Great article.
The section “How Did We Get Here?” also describes Millennials as though they are separate from the audience of the piece. It is almost as if the undertone of the article is “kids these days”, albeit in a much more academic and well-expressed manner.
There’s something else going on here as well, that I think some folks in the “blame Millenials” camp aren’t seeing, that speaks towards a shift not only in this safe space corner of education, but overall education itself. Gen X and older generations weren’t indoctrinated into the social justice program, because the social justice program, as a collective group of concepts, is relatively new.

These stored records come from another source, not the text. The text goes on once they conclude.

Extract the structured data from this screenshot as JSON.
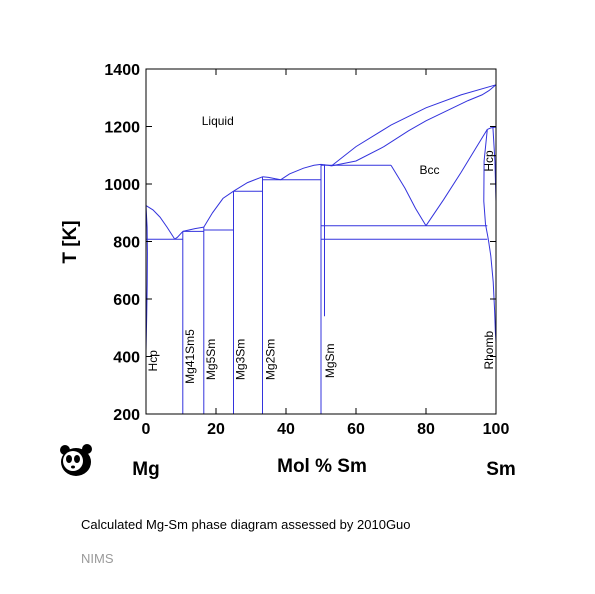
{
  "chart_data": {
    "type": "line",
    "title": "",
    "xlabel": "Mol % Sm",
    "ylabel": "T [K]",
    "xlim": [
      0,
      100
    ],
    "ylim": [
      200,
      1400
    ],
    "x_ticks": [
      0,
      20,
      40,
      60,
      80,
      100
    ],
    "y_ticks": [
      200,
      400,
      600,
      800,
      1000,
      1200,
      1400
    ],
    "grid": false,
    "element_left": "Mg",
    "element_right": "Sm",
    "line_color": "#3333dd",
    "phase_labels": [
      {
        "text": "Liquid",
        "x": 20.5,
        "y": 1205,
        "rotate": false
      },
      {
        "text": "Bcc",
        "x": 81,
        "y": 1035,
        "rotate": false
      },
      {
        "text": "Hcp",
        "x": 98,
        "y": 1080,
        "rotate": true
      },
      {
        "text": "Hcp",
        "x": 2,
        "y": 385,
        "rotate": true
      },
      {
        "text": "Mg41Sm5",
        "x": 12.5,
        "y": 400,
        "rotate": true
      },
      {
        "text": "Mg5Sm",
        "x": 18.5,
        "y": 390,
        "rotate": true
      },
      {
        "text": "Mg3Sm",
        "x": 27,
        "y": 390,
        "rotate": true
      },
      {
        "text": "Mg2Sm",
        "x": 35.5,
        "y": 390,
        "rotate": true
      },
      {
        "text": "MgSm",
        "x": 52.5,
        "y": 385,
        "rotate": true
      },
      {
        "text": "Rhomb",
        "x": 98,
        "y": 422,
        "rotate": true
      }
    ],
    "series": [
      {
        "x": [
          0,
          2,
          4,
          6,
          8,
          8.2
        ],
        "y": [
          925,
          910,
          885,
          850,
          812,
          808
        ]
      },
      {
        "x": [
          8.2,
          9,
          10.5
        ],
        "y": [
          808,
          815,
          835
        ]
      },
      {
        "x": [
          10.5,
          14,
          16.5
        ],
        "y": [
          835,
          845,
          850
        ]
      },
      {
        "x": [
          16.5,
          19,
          22,
          25
        ],
        "y": [
          850,
          900,
          950,
          975
        ]
      },
      {
        "x": [
          25,
          29,
          33.3
        ],
        "y": [
          975,
          1005,
          1025
        ]
      },
      {
        "x": [
          33.3,
          35,
          37,
          38.5
        ],
        "y": [
          1025,
          1023,
          1018,
          1015
        ]
      },
      {
        "x": [
          38.5,
          41,
          45,
          48,
          50,
          52,
          53
        ],
        "y": [
          1015,
          1035,
          1055,
          1065,
          1068,
          1065,
          1063
        ]
      },
      {
        "x": [
          53,
          60,
          70,
          80,
          90,
          100
        ],
        "y": [
          1063,
          1130,
          1205,
          1265,
          1310,
          1345
        ]
      },
      {
        "x": [
          53,
          60,
          68,
          75,
          80,
          86,
          92,
          96,
          98,
          100
        ],
        "y": [
          1063,
          1080,
          1130,
          1185,
          1220,
          1255,
          1290,
          1310,
          1325,
          1345
        ]
      },
      {
        "x": [
          70,
          74,
          77,
          80
        ],
        "y": [
          1065,
          985,
          915,
          855
        ]
      },
      {
        "x": [
          80,
          85,
          90,
          94,
          97.5
        ],
        "y": [
          855,
          945,
          1040,
          1120,
          1190
        ]
      },
      {
        "x": [
          97.5,
          98.5,
          100
        ],
        "y": [
          1190,
          1195,
          1198
        ]
      },
      {
        "x": [
          97.5,
          96.6,
          96.5,
          97,
          97.8
        ],
        "y": [
          1190,
          1080,
          940,
          860,
          808
        ]
      },
      {
        "x": [
          99.1,
          99.7,
          100
        ],
        "y": [
          1198,
          1080,
          940
        ]
      },
      {
        "x": [
          97.8,
          98.5,
          99.2,
          99.6,
          99.8,
          100
        ],
        "y": [
          808,
          750,
          660,
          560,
          490,
          450
        ]
      },
      {
        "x": [
          0,
          0.3,
          0.4,
          0.35,
          0.2,
          0
        ],
        "y": [
          925,
          850,
          760,
          650,
          540,
          420
        ]
      },
      {
        "x": [
          0,
          10.5
        ],
        "y": [
          808,
          808
        ]
      },
      {
        "x": [
          10.5,
          16.5
        ],
        "y": [
          835,
          835
        ]
      },
      {
        "x": [
          16.5,
          25
        ],
        "y": [
          840,
          840
        ]
      },
      {
        "x": [
          25,
          33.3
        ],
        "y": [
          975,
          975
        ]
      },
      {
        "x": [
          33.3,
          50
        ],
        "y": [
          1015,
          1015
        ]
      },
      {
        "x": [
          50,
          70
        ],
        "y": [
          1065,
          1065
        ]
      },
      {
        "x": [
          50,
          97.5
        ],
        "y": [
          855,
          855
        ]
      },
      {
        "x": [
          50,
          97.5
        ],
        "y": [
          808,
          808
        ]
      },
      {
        "x": [
          10.5,
          10.5
        ],
        "y": [
          200,
          835
        ]
      },
      {
        "x": [
          16.5,
          16.5
        ],
        "y": [
          200,
          850
        ]
      },
      {
        "x": [
          25,
          25
        ],
        "y": [
          200,
          975
        ]
      },
      {
        "x": [
          33.3,
          33.3
        ],
        "y": [
          200,
          1025
        ]
      },
      {
        "x": [
          50,
          50
        ],
        "y": [
          200,
          1068
        ]
      },
      {
        "x": [
          51,
          51
        ],
        "y": [
          808,
          1068
        ]
      },
      {
        "x": [
          51,
          51
        ],
        "y": [
          540,
          808
        ]
      }
    ]
  },
  "caption": "Calculated Mg-Sm phase diagram assessed by 2010Guo",
  "source": "NIMS",
  "logo_icon": "panda-icon"
}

Take racism, for example. Gen X and the Boomers think in terms of the traditional definition of racism, which basically marries up with “racial prejudice,” and a younger generation has been indoctrinated with a new “prejudice plus power” definition that was invented from whole cloth years after the Civil Rights Act and the death of MLK. So when the older half of the country takes a crap on Millenials for supporting Sarah Jeong, for instance, they don’t realize that Millennials have been subjected to a completely different indoctrination program than have older generations. It’s a “you get what you pay for” sort of deal.
The privilege narrative, the microaggression narrative, the trigger warning narrative, the rape culture narrative, and a host of others are all bound together in a kind of a crowdsourced epistemological web, knitted together in academic echo chambers and intended to weaponize victimhood.